At my college, we have a manager who, regardless of activity, responds like a Pavlovian dog to a dinner bell every time her mobile beeps. Another senior manager always has one crisis in front of them and a second one waiting at the door. This is far from unusual. The call of technology and 24/7 communication, as well as the firefighting mentality prevalent in FE, can be witnessed in every college campus. How many times have you made decisions while carrying in the emotion from a previous meeting? Is your day set up to support you doing one thing at a time or do you allow constant distraction?

Being in the moment

If time is one of the most precious gifts we can give as human beings, it is perhaps even more so as a leader. If we give our time to others, we owe it to ourselves and our teams to be present for those moments.

As Sylvia Boorstein, a great mindfulness teacher, said: “Mindfulness is the aware, balanced acceptance of the present experience. It isn’t more complicated than that. It is opening to or receiving the present moment, pleasant or unpleasant, just as it is, without clinging to it or rejecting it.”

In a time-poor college, the higher the levels of self-awareness we can manifest in daily practice, the better we can decide between competing options

Sportspeople often talk about being “in the moment” or a sense of “flow”. What is going on here is more than just automatic response based on habit. It is an ability to work in the immediate series of “now” moments, fully embedded in real-time data and being present with emotions and thoughts.

In a time-poor college, the higher the levels of self-awareness we can manifest in daily practice, the better we can decide between competing options. We can shift our focus and energy to where it is needed most.

One thing at a time

Do you ever read something and then seem unable to remember any of it? Have you been in a meeting and realised that you have begun thinking of something else? Do you switch quickly between tasks or allow interruption? Human beings cannot multitask. We are, though, capable of handling several tasks in succession. If we accept that we can do only one thing at a time, then it follows that we should do that thing wholeheartedly.

When we live in our heads, we tend to drift to the past, reliving issues and decisions that have already passed and can’t be changed. Alternatively, we try to anticipate the future. This involves second-guessing a series of as yet unwritten possibilities, sometimes outside our control.

The intrinsic nature of the mind is to dwell on the past or worry about the future. Both of these help us to learn and to prepare. This is essential for stepping away to allow creativity and innovation. But solely living in either the past or the future runs the risk of - more than likely - messing up the present.

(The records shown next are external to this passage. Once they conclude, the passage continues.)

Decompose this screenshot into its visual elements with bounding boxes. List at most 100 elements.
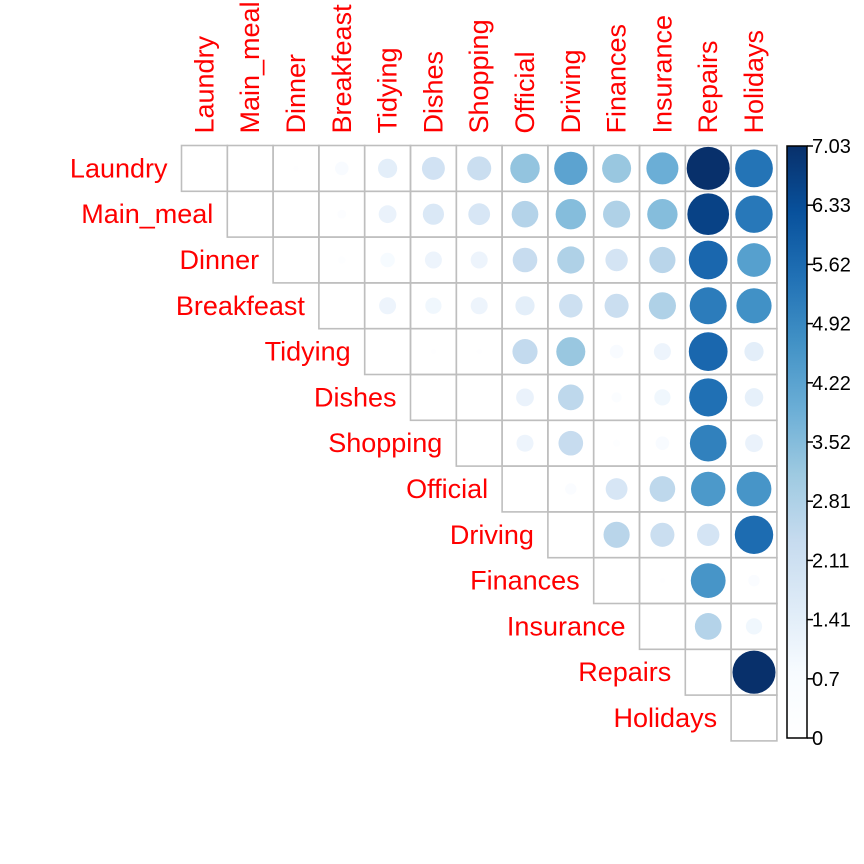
row-label: Breakfeast bbox=[176, 291, 306, 321]
correlation-circle bbox=[689, 287, 727, 325]
color-legend-tick-label: 4.92 bbox=[812, 314, 851, 336]
correlation-circle bbox=[468, 203, 491, 226]
row-label: Insurance bbox=[507, 611, 626, 641]
correlation-circle bbox=[605, 248, 628, 272]
correlation-circle bbox=[512, 339, 538, 365]
correlation-circle bbox=[655, 436, 670, 450]
correlation-circle bbox=[745, 618, 763, 635]
heatmap-cell bbox=[638, 602, 687, 651]
correlation-circle bbox=[603, 200, 631, 228]
correlation-circle bbox=[510, 153, 540, 184]
correlation-circle bbox=[612, 439, 621, 447]
correlation-circle bbox=[470, 251, 488, 269]
heatmap-cell bbox=[455, 419, 503, 467]
correlation-circle bbox=[565, 483, 577, 495]
column-label: Driving bbox=[556, 49, 586, 133]
column-label: Shopping bbox=[464, 19, 494, 133]
heatmap-cell bbox=[363, 327, 412, 376]
color-legend-bar bbox=[786, 145, 808, 739]
correlation-circle bbox=[744, 388, 764, 407]
correlation-circle bbox=[745, 434, 763, 453]
heatmap-grid bbox=[180, 144, 778, 742]
correlation-circle bbox=[557, 246, 585, 274]
color-legend-tick-label: 2.11 bbox=[812, 550, 849, 572]
heatmap-cell bbox=[684, 648, 732, 696]
column-label: Dishes bbox=[418, 51, 448, 134]
correlation-circle bbox=[647, 199, 678, 230]
correlation-circle bbox=[649, 246, 676, 274]
heatmap-cell bbox=[272, 190, 320, 238]
correlation-circle bbox=[377, 158, 398, 179]
correlation-circle bbox=[654, 389, 671, 406]
correlation-circle bbox=[422, 203, 444, 225]
correlation-circle bbox=[605, 478, 628, 500]
correlation-circle bbox=[515, 296, 535, 316]
column-label: Insurance bbox=[647, 15, 677, 134]
correlation-circle bbox=[558, 430, 584, 456]
correlation-circle bbox=[734, 515, 774, 555]
column-label: Breakfeast bbox=[327, 4, 357, 134]
correlation-circle bbox=[659, 578, 665, 584]
correlation-circle bbox=[467, 156, 492, 181]
correlation-circle bbox=[736, 471, 772, 507]
correlation-circle bbox=[735, 195, 773, 233]
heatmap-cell bbox=[272, 236, 320, 284]
correlation-circle bbox=[689, 424, 727, 462]
color-legend-tick-label: 5.62 bbox=[812, 254, 851, 276]
heatmap-cell bbox=[547, 511, 595, 559]
column-label: Tidying bbox=[373, 47, 403, 133]
correlation-circle bbox=[688, 240, 728, 280]
correlation-circle bbox=[421, 156, 445, 180]
heatmap-cell bbox=[501, 465, 549, 513]
heatmap-cell bbox=[226, 144, 274, 193]
correlation-circle bbox=[736, 288, 772, 324]
correlation-circle bbox=[293, 165, 299, 171]
correlation-circle bbox=[697, 523, 720, 546]
correlation-circle bbox=[516, 388, 534, 407]
column-labels: Laundry Main_meal Dinner Breakfeast Tidying D… bbox=[189, 1, 769, 133]
heatmap-cell bbox=[592, 556, 641, 605]
heatmap-cell bbox=[455, 373, 503, 422]
correlation-circle bbox=[604, 293, 629, 318]
row-label: Tidying bbox=[265, 337, 351, 367]
column-label: Holidays bbox=[739, 30, 769, 134]
correlation-circle bbox=[688, 332, 728, 371]
row-label: Finances bbox=[470, 566, 580, 596]
column-label: Finances bbox=[602, 24, 632, 134]
correlation-circle bbox=[648, 292, 676, 320]
correlation-circle bbox=[744, 341, 764, 362]
color-legend-tick-label: 4.22 bbox=[812, 373, 851, 395]
heatmap-cell bbox=[730, 694, 778, 742]
heatmap-cell bbox=[318, 282, 366, 330]
correlation-circle bbox=[556, 337, 586, 367]
correlation-circles bbox=[293, 146, 776, 694]
color-legend-tick-label: 0.7 bbox=[812, 669, 840, 691]
correlation-circle bbox=[425, 297, 442, 314]
correlation-circle bbox=[430, 349, 436, 355]
correlation-circle bbox=[380, 252, 395, 268]
column-label: Official bbox=[510, 51, 540, 133]
correlation-circle bbox=[735, 149, 773, 188]
correlation-circle bbox=[690, 563, 726, 599]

Mindfulness allows us to quieten the mind and watch ourselves from the outside. Being mindful helps to counter the cognitive dissonance that comes from living in the past or worrying about the future. Put simply, being in the present not only makes us think more clearly but actually makes us happier.

For many, especially in educational leadership, the idea of simple acceptance is heresy. I don’t suggest ducking the hard decisions, being detached or giving up on difficult-to-solve problems. In mindfulness, embracing acceptance is actually taking hold and intentionally grasping; seeking to understand what is really going on.

In mindfulness, we do not try to switch off our minds but rather do the opposite. The more fully aware, the more skilful we become at working in the gap between stimulus and response. Victor Frankl said: “Between stimulus and response there is a space. In that space is our power to choose our response. In our response lies growth and our freedom.”

The more we can practise operating in this space, the better our decision-making as college leaders will be. It’s mindfulness over automation that will win the day.